Jerome Bruner died on Thursday. My edu-geek is showing when I say I was saddened to hear this news. He was truly a giant in our field. NYT article on his passing.
I started teaching before I knew anything about teaching. I came to teaching from a liberal arts college where I received a rich education. I promptly tried to give that same education to middle schoolers. I forgive myself for that stupidity. It was 25 years ago. Despite my absurd practices, I decided I loved teaching and decided not to go to law school. Instead, in my third year teaching, I started my Master's degree.
Too often we hear teachers out of education programs wish they had less theory and more practical advice. I think new teachers are so busy surviving that theory goes out the window. When I started grad school, I had already survived my first three years. I was able to see how theory was helpful to practice. I learned pedagogy. An aside, we really need to rethink how we train teachers. We need something akin to a residency program, as doctors have. It would help us so much.) When I got to grad school, Skinner and Jerome Bruner were set up in contrast to each other.

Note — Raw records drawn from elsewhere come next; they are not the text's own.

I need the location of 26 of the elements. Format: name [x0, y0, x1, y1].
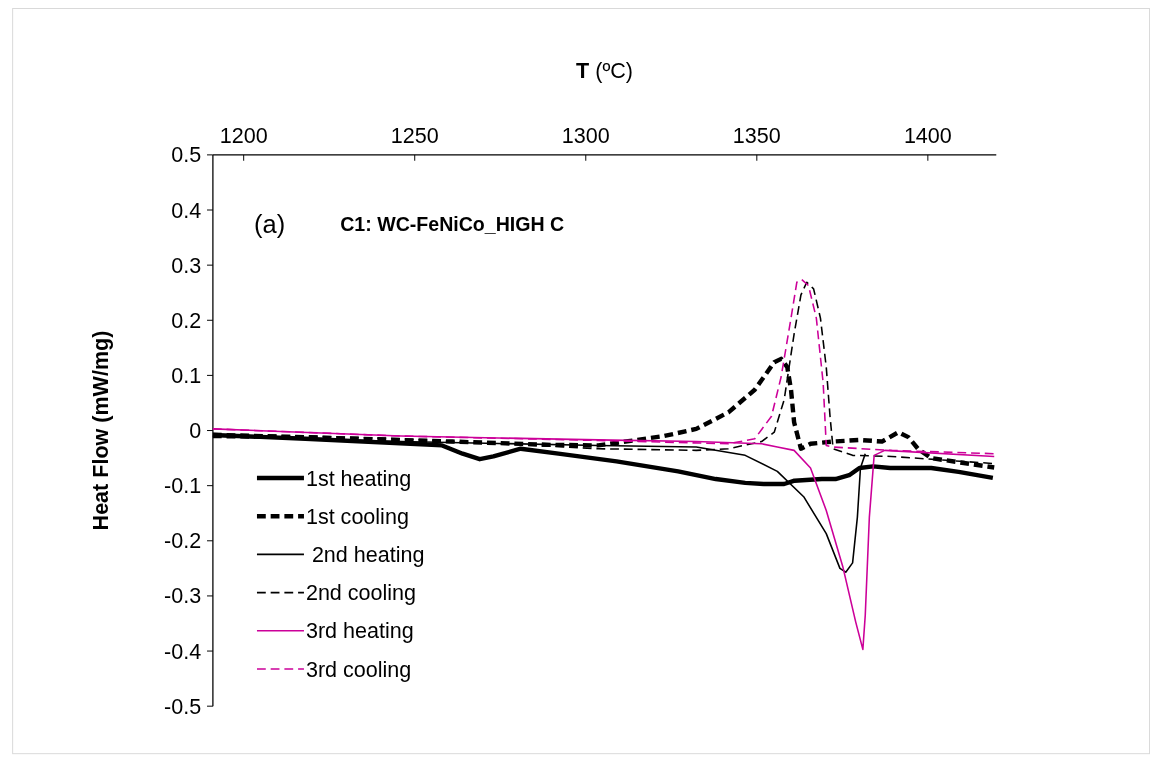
x-tick-label: 1300 — [561, 124, 610, 149]
legend-label: 1st cooling — [305, 504, 409, 529]
x-tick-label: 1200 — [219, 124, 268, 149]
y-tick-label: 0 — [189, 419, 202, 444]
legend-label: 2nd heating — [305, 542, 425, 567]
legend-label: 1st heating — [305, 466, 412, 491]
y-tick-label: 0.3 — [171, 253, 202, 278]
y-tick-label: 0.5 — [171, 143, 202, 168]
legend-label: 3rd cooling — [305, 657, 412, 682]
x-axis-title: T (ºC) — [576, 59, 634, 84]
annotation: (a) — [254, 210, 286, 239]
y-tick-label: 0.4 — [171, 198, 202, 223]
annotation: C1: WC-FeNiCo_HIGH C — [340, 213, 565, 236]
legend-label: 3rd heating — [305, 619, 414, 644]
y-tick-label: 0.2 — [171, 308, 202, 333]
y-tick-label: -0.5 — [164, 694, 202, 719]
y-tick-label: -0.2 — [164, 529, 202, 554]
x-tick-label: 1250 — [390, 124, 439, 149]
x-tick-label: 1400 — [903, 124, 952, 149]
legend-label: 2nd cooling — [305, 581, 417, 606]
y-tick-label: -0.1 — [164, 474, 202, 499]
y-tick-label: -0.4 — [164, 639, 202, 664]
x-tick-label: 1350 — [732, 124, 781, 149]
y-tick-label: -0.3 — [164, 584, 202, 609]
y-tick-label: 0.1 — [171, 363, 202, 388]
y-axis-title: Heat Flow (mW/mg) — [89, 330, 114, 531]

I am bemused now by the young teacher that I was. I was totally a behaviorist. I didn't know/ hadn't known who Skinner was, but my model of education was based on rewards and rote learning and hard tests. In fact, I took pride in how challenging my tests were. Indeed, I even named my tests! That's right. I had a series of tests called, "Homicide", "Homicide II", "Suicide." I thought I was funny. Now I cringe.
Jerome Bruner |
Reading Bruner showed me that I totally misunderstood how children learned. He showed me a cognitive theory of learning where learners "construct" meaning and understanding through a dynamic interaction with the texts, the instruction, and the environment. I've never been the same. I changed more between my third and fourth years of teaching than I changed in the rest of my career. I stopped giving grades altogether, I rarely gave tests, I tried to embrace a constructivist theory.
That's a long time ago now. But more than 20 years later, I think of constructivism often. I talk about schema theory far more than a normal person should. Ask my wife, when we go for walks I start talking about this stuff. I admit that I haven't really thought about Bruner himself- for a long time- if I ever did; I guess I thought he was already dead. Still, as I plan in-service training for teachers next week, his thinking will be guiding my thoughts probably more than anyone else I've read all these years later. How many other in-service programs this week will have Bruner's thoughts shaping the conversation? If the instructors are worth their salt, then almost all of them.